The Supreme Court has rejected a categorical prophylactic approach to claims of counsel’s deficient performance and of failure to adequately prepare or investigate in favor of an inquiry into actual performance and prejudice. As Professors LaFave and Israel have noted, “If the Supreme Court had not clearly so indicated [previously], its subsequent opinions in . . . Cronic and Strickland . . . established without doubt its rejection of any such across-the-board categorical approach.” 2 LaFave & Israel, Criminal Procedure, § 11.7, p 25 (1991 Supp). “Read in conjunction with Cronic, Strickland leaves no doubt that a strictly judgmental approach applies to ineffectiveness claims based upon the incompetent performance of counsel.” Id., § 11.10 at 45. To justify reversal under both the United States and Michigan Constitutions, defendant must affirmatively demonstrate that counsel’s performance was objectively unreasonable and so prejudicial as to deprive him of a fair trial.

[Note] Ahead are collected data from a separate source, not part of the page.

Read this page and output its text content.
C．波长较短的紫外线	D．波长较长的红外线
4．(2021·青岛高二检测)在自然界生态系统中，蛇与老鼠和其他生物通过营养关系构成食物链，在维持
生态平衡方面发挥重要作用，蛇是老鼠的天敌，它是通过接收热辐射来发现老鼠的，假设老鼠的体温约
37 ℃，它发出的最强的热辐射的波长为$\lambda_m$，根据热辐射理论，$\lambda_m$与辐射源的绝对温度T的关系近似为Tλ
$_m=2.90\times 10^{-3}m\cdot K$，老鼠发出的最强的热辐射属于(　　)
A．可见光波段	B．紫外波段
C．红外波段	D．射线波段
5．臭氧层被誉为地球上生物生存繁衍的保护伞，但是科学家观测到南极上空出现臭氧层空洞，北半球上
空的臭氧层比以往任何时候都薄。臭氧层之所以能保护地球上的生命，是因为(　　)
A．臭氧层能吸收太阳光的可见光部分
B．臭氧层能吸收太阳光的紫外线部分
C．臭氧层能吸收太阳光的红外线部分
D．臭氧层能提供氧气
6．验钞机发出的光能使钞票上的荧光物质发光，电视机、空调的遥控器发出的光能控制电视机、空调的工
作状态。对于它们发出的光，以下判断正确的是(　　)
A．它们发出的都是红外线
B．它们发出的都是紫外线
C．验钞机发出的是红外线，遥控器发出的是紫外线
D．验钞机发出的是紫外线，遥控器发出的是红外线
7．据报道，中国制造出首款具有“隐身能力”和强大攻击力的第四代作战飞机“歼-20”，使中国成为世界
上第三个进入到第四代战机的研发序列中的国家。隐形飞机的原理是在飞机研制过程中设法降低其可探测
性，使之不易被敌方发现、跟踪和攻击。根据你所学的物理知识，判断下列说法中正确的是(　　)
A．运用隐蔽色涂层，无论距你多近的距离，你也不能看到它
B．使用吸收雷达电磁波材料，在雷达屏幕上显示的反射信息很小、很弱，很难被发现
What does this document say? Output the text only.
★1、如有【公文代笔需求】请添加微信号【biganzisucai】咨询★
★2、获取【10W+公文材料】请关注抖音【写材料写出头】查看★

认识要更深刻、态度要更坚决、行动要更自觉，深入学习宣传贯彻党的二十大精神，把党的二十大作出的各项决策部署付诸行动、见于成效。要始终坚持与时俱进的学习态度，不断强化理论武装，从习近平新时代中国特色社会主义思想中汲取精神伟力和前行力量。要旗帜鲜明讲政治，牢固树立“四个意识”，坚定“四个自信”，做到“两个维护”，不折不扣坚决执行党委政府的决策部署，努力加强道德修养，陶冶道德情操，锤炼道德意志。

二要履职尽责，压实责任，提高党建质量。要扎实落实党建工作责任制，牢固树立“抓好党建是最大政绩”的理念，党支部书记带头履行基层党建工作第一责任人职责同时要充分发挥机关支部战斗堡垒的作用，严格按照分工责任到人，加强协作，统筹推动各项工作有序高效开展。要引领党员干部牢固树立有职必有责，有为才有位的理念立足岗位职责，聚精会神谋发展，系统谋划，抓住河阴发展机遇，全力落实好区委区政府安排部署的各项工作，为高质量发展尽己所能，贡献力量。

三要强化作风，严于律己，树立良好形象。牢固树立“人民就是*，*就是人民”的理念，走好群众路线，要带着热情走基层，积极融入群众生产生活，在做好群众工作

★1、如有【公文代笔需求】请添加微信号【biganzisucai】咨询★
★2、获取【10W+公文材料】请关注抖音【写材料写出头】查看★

The dissent attempts to avoid application of this precedent by relying on the examples given in Cronic of cases in which prejudice is presumed and variously characterizing the claim as a circumstance making it unlikely that any lawyer could provide effective representation, as a constructive denial of counsel, or as a denial of counsel combined with a failure to grant a continuance. Dealing with the theories in inverse order, Morris v Slappy, 461 US 1; 103 S Ct 1610; 75 L Ed 2d 610 (1983), demonstrates that the suggestion [159]*159that defendant’s right to counsel was violated because the trial court should have granted a continuance13 is error. In Morris, the defendant claimed a constitutional violation in the trial court’s failure to grant a continuance when his original assigned counsel was scheduled for surgery and new counsel was substituted six days before the trial. The court of appeals held that the defendant’s Sixth Amendment right to counsel had been violated and that this violation required reversal without any showing of prejudice. The Supreme Court reversed, finding that the court of appeals had “misread the record and the controlling law and announced a new constitutional standard which is unsupported by any authority.” Id. at 12. Importantly to resolution of the instant case, the Supreme Court observed that
[n]ot every restriction on counsel’s . . . opportunity to investigate ... or otherwise to prepare for trial violates a defendant’s Sixth Amendment right to counsel. . . . [0]nly an unreasoning and arbitrary “insistence upon expeditiousness in the face of a justifiable request for delay” violates the right to the assistance of counsel. [Id. at 11-12.]
To the extent that the dissent characterizes Mr. Evelyn’s thirty-day suspension as an external constraint constituting a constructive denial of counsel, the conclusion is refuted by Cronic, on which the dissent purports to rely. The Court overturned the court of appeals decision in Cronic, which held precisely, as would the dissent here, that “when circumstances hamper a given lawyer’s preparation of a defendant’s case, the defendant need not show specified errors in [160]*160the conduct of his defense in order to show ineffective assistance of counsel.” United States v Cronic, 675 F2d 1126, 1128 (CA 10, 1982). The Supreme Court expressly held that the Tenth Circuit Court had erred in finding that claimed external constraint on a given lawyer’s trial counsel's performance — the district court’s decision to give counsel only twenty-five days to prepare for trial — created an inference of ineffectiveness and that reversal was required.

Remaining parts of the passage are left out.